According to research by the New York Post, the average NBA Playoff game has 2.46 fewer possessions than the average regular-season game.

How Do the Odds Change?

Now, clearly, the top sportsbooks are aware of this, and you’ll find the over/under numbers drop accordingly once the postseason begins.

Even taking that into account, however, the Under becomes a more attractive option.

The Post found that betting the Under exclusively would have turned a profit in five of the last seven Playoffs.

2022 NBA Playoffs: Under/Over Analysis

Points per Game

This season, we’ve seen a scoring dropoff of more than four points per team in the Playoffs.

The average team scored 111.2 points per game in the regular season, but that has fallen to 106.9 in the postseason.

Field Goal Percentage

In addition to a slower pace, shots are not falling at the same rate.

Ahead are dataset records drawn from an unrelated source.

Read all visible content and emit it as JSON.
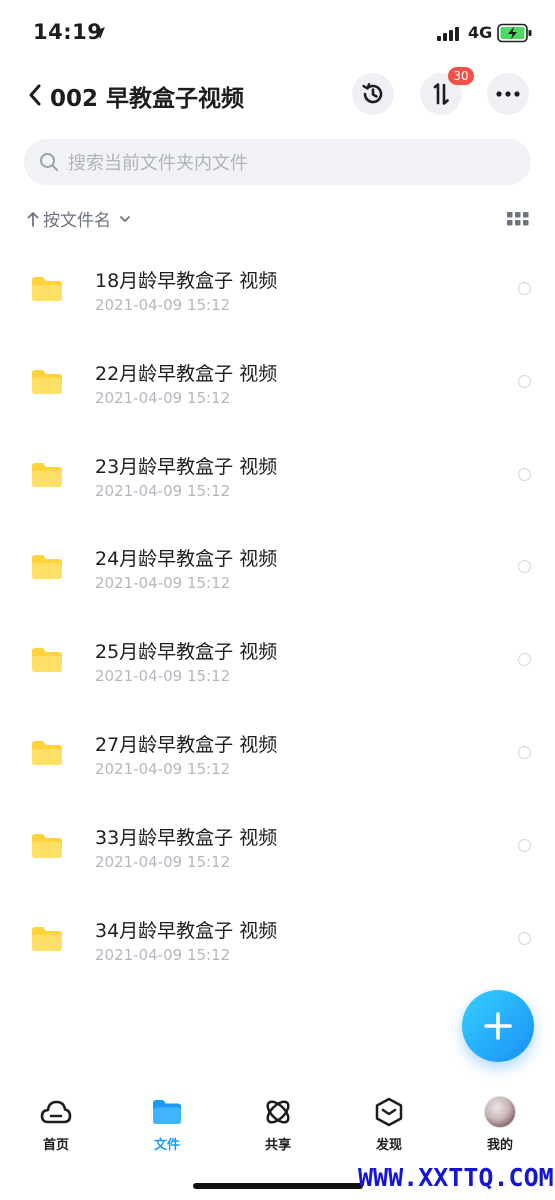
{
  "status_bar": {
    "time": "14:19",
    "network": "4G"
  },
  "nav": {
    "title": "002 早教盒子视频",
    "transfer_badge": "30"
  },
  "search": {
    "placeholder": "搜索当前文件夹内文件"
  },
  "sort": {
    "label": "按文件名"
  },
  "files": [
    {
      "name": "18月龄早教盒子 视频",
      "date": "2021-04-09 15:12"
    },
    {
      "name": "22月龄早教盒子 视频",
      "date": "2021-04-09 15:12"
    },
    {
      "name": "23月龄早教盒子 视频",
      "date": "2021-04-09 15:12"
    },
    {
      "name": "24月龄早教盒子 视频",
      "date": "2021-04-09 15:12"
    },
    {
      "name": "25月龄早教盒子 视频",
      "date": "2021-04-09 15:12"
    },
    {
      "name": "27月龄早教盒子 视频",
      "date": "2021-04-09 15:12"
    },
    {
      "name": "33月龄早教盒子 视频",
      "date": "2021-04-09 15:12"
    },
    {
      "name": "34月龄早教盒子 视频",
      "date": "2021-04-09 15:12"
    }
  ],
  "tabs": [
    {
      "label": "首页",
      "icon": "cloud-icon"
    },
    {
      "label": "文件",
      "icon": "folder-icon",
      "active": true
    },
    {
      "label": "共享",
      "icon": "atom-icon"
    },
    {
      "label": "发现",
      "icon": "cube-icon"
    },
    {
      "label": "我的",
      "icon": "avatar"
    }
  ],
  "watermark": "WWW.XXTTQ.COM",
  "colors": {
    "accent": "#1a9cf5",
    "folder": "#ffd43b",
    "badge": "#f2514a"
  }
}
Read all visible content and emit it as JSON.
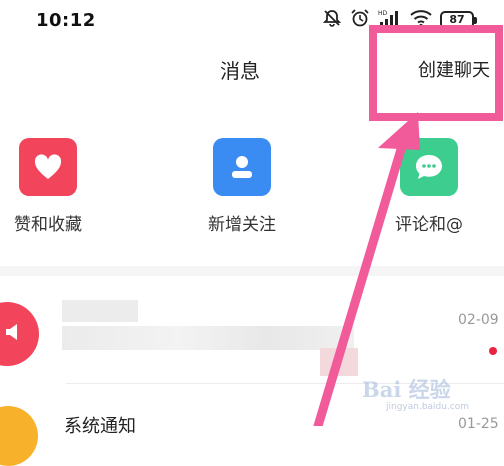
{
  "status_bar": {
    "time": "10:12",
    "battery": "87",
    "icons": [
      "mute-bell-icon",
      "alarm-icon",
      "hd-signal-icon",
      "wifi-icon",
      "battery-icon"
    ]
  },
  "header": {
    "title": "消息",
    "create_chat_label": "创建聊天"
  },
  "quick_actions": [
    {
      "label": "赞和收藏",
      "icon": "heart-icon",
      "color": "#f2455c"
    },
    {
      "label": "新增关注",
      "icon": "person-icon",
      "color": "#3b8cf2"
    },
    {
      "label": "评论和@",
      "icon": "chat-bubble-icon",
      "color": "#3ccd8f"
    }
  ],
  "messages": [
    {
      "title": "",
      "date": "02-09",
      "avatar_icon": "speaker-icon",
      "avatar_color": "#f2455c",
      "unread": true
    },
    {
      "title": "系统通知",
      "date": "01-25",
      "avatar_color": "#f7b12a"
    }
  ],
  "annotation": {
    "color": "#f25b9a"
  },
  "watermark": {
    "logo": "Bai 经验",
    "sub": "jingyan.baidu.com"
  }
}
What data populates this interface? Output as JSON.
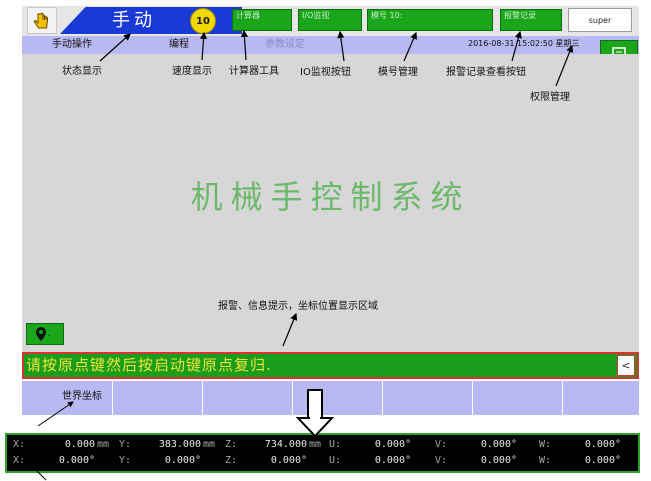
{
  "header": {
    "mode_label": "手动",
    "speed_value": "10",
    "calculator_label": "计算器",
    "io_label": "I/O监视",
    "mold_label": "模号 10:",
    "alarm_record_label": "报警记录",
    "user_label": "super"
  },
  "tabs": [
    {
      "label": "手动操作"
    },
    {
      "label": "编程"
    },
    {
      "label": "参数设定"
    }
  ],
  "datetime": "2016-08-31  15:02:50  星期三",
  "main": {
    "system_title": "机械手控制系统"
  },
  "message": {
    "text": "请按原点键然后按启动键原点复归."
  },
  "coordinate_tab": "世界坐标",
  "coordinates": {
    "row1": [
      {
        "axis": "X:",
        "value": "0.000",
        "unit": "mm"
      },
      {
        "axis": "Y:",
        "value": "383.000",
        "unit": "mm"
      },
      {
        "axis": "Z:",
        "value": "734.000",
        "unit": "mm"
      },
      {
        "axis": "U:",
        "value": "0.000°",
        "unit": ""
      },
      {
        "axis": "V:",
        "value": "0.000°",
        "unit": ""
      },
      {
        "axis": "W:",
        "value": "0.000°",
        "unit": ""
      }
    ],
    "row2": [
      {
        "axis": "X:",
        "value": "0.000°",
        "unit": ""
      },
      {
        "axis": "Y:",
        "value": "0.000°",
        "unit": ""
      },
      {
        "axis": "Z:",
        "value": "0.000°",
        "unit": ""
      },
      {
        "axis": "U:",
        "value": "0.000°",
        "unit": ""
      },
      {
        "axis": "V:",
        "value": "0.000°",
        "unit": ""
      },
      {
        "axis": "W:",
        "value": "0.000°",
        "unit": ""
      }
    ]
  },
  "annotations": {
    "status_display": "状态显示",
    "speed_display": "速度显示",
    "calculator_tool": "计算器工具",
    "io_monitor_button": "IO监视按钮",
    "mold_management": "模号管理",
    "alarm_record_button": "报警记录查看按钮",
    "permission_management": "权限管理",
    "info_area": "报警、信息提示，坐标位置显示区域"
  },
  "colors": {
    "mode_banner": "#1a3ad6",
    "button_green": "#1aa51a",
    "tab_bar": "#b8b8f2",
    "message_text": "#f0e43a",
    "message_border": "#d83232"
  }
}
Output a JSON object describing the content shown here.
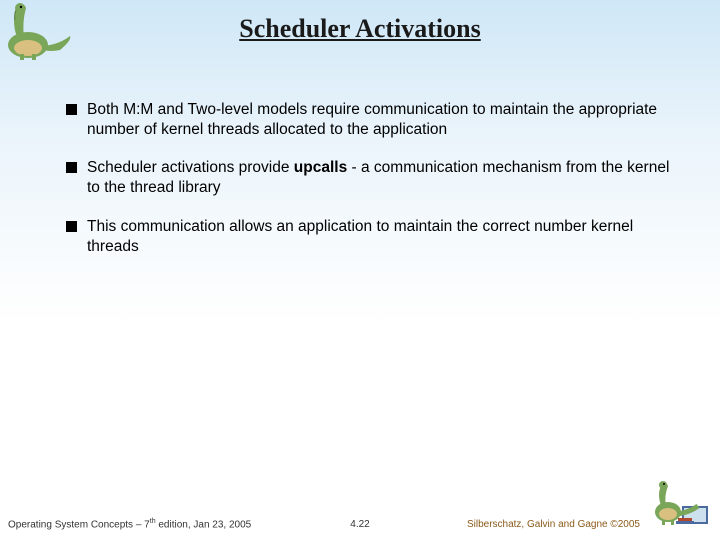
{
  "title": "Scheduler Activations",
  "bullets": [
    {
      "html": "Both M:M and Two-level models require communication to maintain the appropriate number of kernel threads allocated to the application"
    },
    {
      "html": "Scheduler activations provide <span class='bold'>upcalls</span> - a communication mechanism from the kernel to the thread library"
    },
    {
      "html": "This communication allows an application to maintain the correct number kernel threads"
    }
  ],
  "footer": {
    "left_html": "Operating System Concepts – 7<span class='sup'>th</span> edition, Jan 23, 2005",
    "center": "4.22",
    "right_html": "Silberschatz, Galvin and Gagne ©2005"
  },
  "colors": {
    "dino_body": "#7aa65a",
    "dino_belly": "#d9c080",
    "book_red": "#b5472f",
    "book_blue": "#4a6aa0"
  }
}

Overall field goal percentage fell from .463 in the regular season to .459 in the Playoffs, and three-point shooting fell slightly, from .356 to .354.

Regular Season vs. Postseason

Those regular season numbers include every NBA team, however, including the 14 who weren’t good enough to make the postseason bracket.

If we limit the regular season scoring and shooting numbers to just the 16 teams that advanced to the Playoffs, the dropoff is even more stark.

Teams in the Playoff field averaged 112.3 points in the regular season, meaning the dropoff was more than 5 points. Shooting is down 8 points (from .467 to .459), and three-point shooting went down 6 points, from .360 to .354.

2021 and 2022 Comparison

This year’s postseason has seen a bigger scoring dropoff than last year. The regular-season average was 112.7 ppg and 113.9 for the 16 playoff teams. That fell to 110.3 in the Playoffs, meaning the dropoff this season is about double what it was last year.

That’s despite the fact that the shooting dropoff was larger last year. Regular season shooting was .469, .473 for the playoff field. It went to .462 in the Playoffs.

The dropoff from three was also bigger. Regular season numbers were .370, and .376 for the field. It fell to 364 in the postseason.

2022 NHL Playoffs: Under/Over Analysis

Scoring is up in the NHL this year, both in the regular season and the Stanley Cup Playoffs.

Teams are scoring 3.14 goals per game in the postseason this year, which is actually up slightly over the regular-season average of 3.11 per team. Limiting it to the 16 teams in the Playoff field, and the scoring has dropped off as expected, however, from 3.41 to 3.14.

Last year, we saw the scoring go from 2.90 goals per team in the regular season, 3.15 from the 16 playoff teams, which dropped to 2.74 in the postseason.


Taking the under gives a slight advantage, even when lines are adjusted downward for the postseason, but the edge varies from year to year.